Even Snowden calls the newly-published study a “landmark”:
This is a landmark. Data shows surveillance is harming democracy. #IPBill https://t.co/qjwJnssUKb pic.twitter.com/lprr82AuA9
— Edward Snowden (@Snowden) March 28, 2016
However, looking at when Germany created its (most recent) mass surveillance regime with Data Retention following the 2004 Madrid bombings and the politicians’ following populist spree, there were tons and tons of studies on whether this surveillance changed the behavior of ordinary Germans – whether measuring a behavior changed the behavior.
And did it? When ordinary Germans knew that every phonecall they made was being logged for the explicit and express purpose of being used against them in the future, did that change behavior in any way?
Hell yes it did.
It changed behavior enormously.
Specifically, a study by the respectable Forsa, which was referenced by Heise and others, showed that half of Germans would stop making phonecalls that could be used against them in the future.
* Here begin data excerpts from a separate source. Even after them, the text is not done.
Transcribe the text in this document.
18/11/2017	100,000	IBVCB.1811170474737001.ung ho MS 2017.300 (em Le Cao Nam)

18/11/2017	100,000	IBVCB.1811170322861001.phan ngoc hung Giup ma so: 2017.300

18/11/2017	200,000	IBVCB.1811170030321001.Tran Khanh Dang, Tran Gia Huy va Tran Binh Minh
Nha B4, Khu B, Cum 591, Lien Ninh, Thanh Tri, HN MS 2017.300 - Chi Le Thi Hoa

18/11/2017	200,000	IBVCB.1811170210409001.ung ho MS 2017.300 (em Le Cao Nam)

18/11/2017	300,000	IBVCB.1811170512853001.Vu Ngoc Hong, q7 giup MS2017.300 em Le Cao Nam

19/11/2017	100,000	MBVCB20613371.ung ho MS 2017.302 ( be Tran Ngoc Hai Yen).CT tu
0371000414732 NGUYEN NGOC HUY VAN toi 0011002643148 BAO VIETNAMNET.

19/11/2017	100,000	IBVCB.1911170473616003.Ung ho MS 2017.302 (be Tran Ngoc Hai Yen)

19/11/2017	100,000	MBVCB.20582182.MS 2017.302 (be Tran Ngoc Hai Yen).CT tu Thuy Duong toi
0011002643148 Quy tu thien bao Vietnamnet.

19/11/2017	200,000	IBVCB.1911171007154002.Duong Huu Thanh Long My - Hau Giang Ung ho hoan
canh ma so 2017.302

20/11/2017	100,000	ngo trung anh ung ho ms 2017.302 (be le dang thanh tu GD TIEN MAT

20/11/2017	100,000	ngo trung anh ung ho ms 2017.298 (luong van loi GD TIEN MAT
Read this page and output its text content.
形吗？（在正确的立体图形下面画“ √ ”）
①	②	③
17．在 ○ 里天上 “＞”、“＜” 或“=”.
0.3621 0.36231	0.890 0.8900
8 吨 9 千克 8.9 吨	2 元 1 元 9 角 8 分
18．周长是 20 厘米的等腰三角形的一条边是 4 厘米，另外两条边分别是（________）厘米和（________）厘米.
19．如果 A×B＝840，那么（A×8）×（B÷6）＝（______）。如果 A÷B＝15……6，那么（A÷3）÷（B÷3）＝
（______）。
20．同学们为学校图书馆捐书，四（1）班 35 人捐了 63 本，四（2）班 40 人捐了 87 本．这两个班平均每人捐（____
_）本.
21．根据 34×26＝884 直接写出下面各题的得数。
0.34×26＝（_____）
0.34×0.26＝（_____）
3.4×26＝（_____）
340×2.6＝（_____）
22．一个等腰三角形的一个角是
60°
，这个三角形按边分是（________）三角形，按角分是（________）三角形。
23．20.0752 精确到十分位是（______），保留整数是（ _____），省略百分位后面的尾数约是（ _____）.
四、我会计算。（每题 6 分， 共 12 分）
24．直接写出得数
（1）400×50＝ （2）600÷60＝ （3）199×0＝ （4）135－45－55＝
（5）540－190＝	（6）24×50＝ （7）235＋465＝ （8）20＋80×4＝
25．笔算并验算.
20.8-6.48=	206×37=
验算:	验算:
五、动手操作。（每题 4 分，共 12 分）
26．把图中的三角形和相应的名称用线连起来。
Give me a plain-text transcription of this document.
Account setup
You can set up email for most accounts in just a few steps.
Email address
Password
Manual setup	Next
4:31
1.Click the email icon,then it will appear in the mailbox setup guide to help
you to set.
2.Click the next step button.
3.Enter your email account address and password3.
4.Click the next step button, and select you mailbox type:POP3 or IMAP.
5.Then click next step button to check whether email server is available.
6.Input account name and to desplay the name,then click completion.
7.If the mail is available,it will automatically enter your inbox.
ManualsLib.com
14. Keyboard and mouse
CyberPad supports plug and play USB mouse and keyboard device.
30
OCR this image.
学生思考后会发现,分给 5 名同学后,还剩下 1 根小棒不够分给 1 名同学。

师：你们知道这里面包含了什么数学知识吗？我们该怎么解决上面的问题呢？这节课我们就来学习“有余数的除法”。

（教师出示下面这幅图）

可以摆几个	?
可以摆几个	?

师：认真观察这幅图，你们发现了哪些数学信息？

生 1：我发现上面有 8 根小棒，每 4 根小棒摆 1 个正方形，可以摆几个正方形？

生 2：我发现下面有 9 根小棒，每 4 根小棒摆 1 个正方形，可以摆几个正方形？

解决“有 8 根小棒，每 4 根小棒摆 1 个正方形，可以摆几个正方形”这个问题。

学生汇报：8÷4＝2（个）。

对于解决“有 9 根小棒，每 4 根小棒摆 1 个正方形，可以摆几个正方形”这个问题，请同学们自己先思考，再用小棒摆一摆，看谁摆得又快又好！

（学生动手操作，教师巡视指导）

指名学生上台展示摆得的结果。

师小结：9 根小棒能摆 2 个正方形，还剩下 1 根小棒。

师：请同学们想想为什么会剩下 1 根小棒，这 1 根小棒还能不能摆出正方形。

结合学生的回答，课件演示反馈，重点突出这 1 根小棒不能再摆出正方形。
This included a large list of phonecalls that could somehow identify them as “weaker” – suicide hotlines, drug helplines, even marriage counselling.
It’s been known at least since 2008 that mass surveillance suppresses any behavior seen as minority behavior, undesirable behavior, or weak behavior, and this is a huge effect.
Moreover, these are calls that we want people to make. When somebody’s not feeling well, we want them to seek help for it. But as the German study shows, mass surveillance causes people to not seek assistance, for it can be used against them in the future.
As stated – in English – by the German working group at the time:
A study commissioned in 2008 shows that data retention is acting as a serious deterrent to the use of telephones, mobile phones, e-mail and Internet. The survey conduced by research institute Forsa found that with communications data retention in place, one in two Germans would refrain from contacting a marriage counsellor, a psychotherapist or a drug abuse counsellor by telephone, mobile phone or e-mail if they needed their help. One in thirteen people said they had [already] refrained from using telephone, mobile phone or e-mail at least once because of [the upcoming] data retention, which extrapolates to 6.5 million Germans in total [out of 82 million].
The study was conducted before the mass surveillance switches were turned on in 2008. It’s noteworthy that a sizable part of the population had already stopped making such sensitive reachouts to professional help.
For the record, the mass surveillance in question was later struck down by Germany’s Constitutional Court as completely incompatible with human rights. The European Court of Justice – the European “Supreme Court” – later affirmed this at the European level.
So why has the US debate acted as though this hard data doesn’t even exist? Does the United States have to repeat all mistakes of others on its own?
Meanwhile, privacy remains your own responsibility.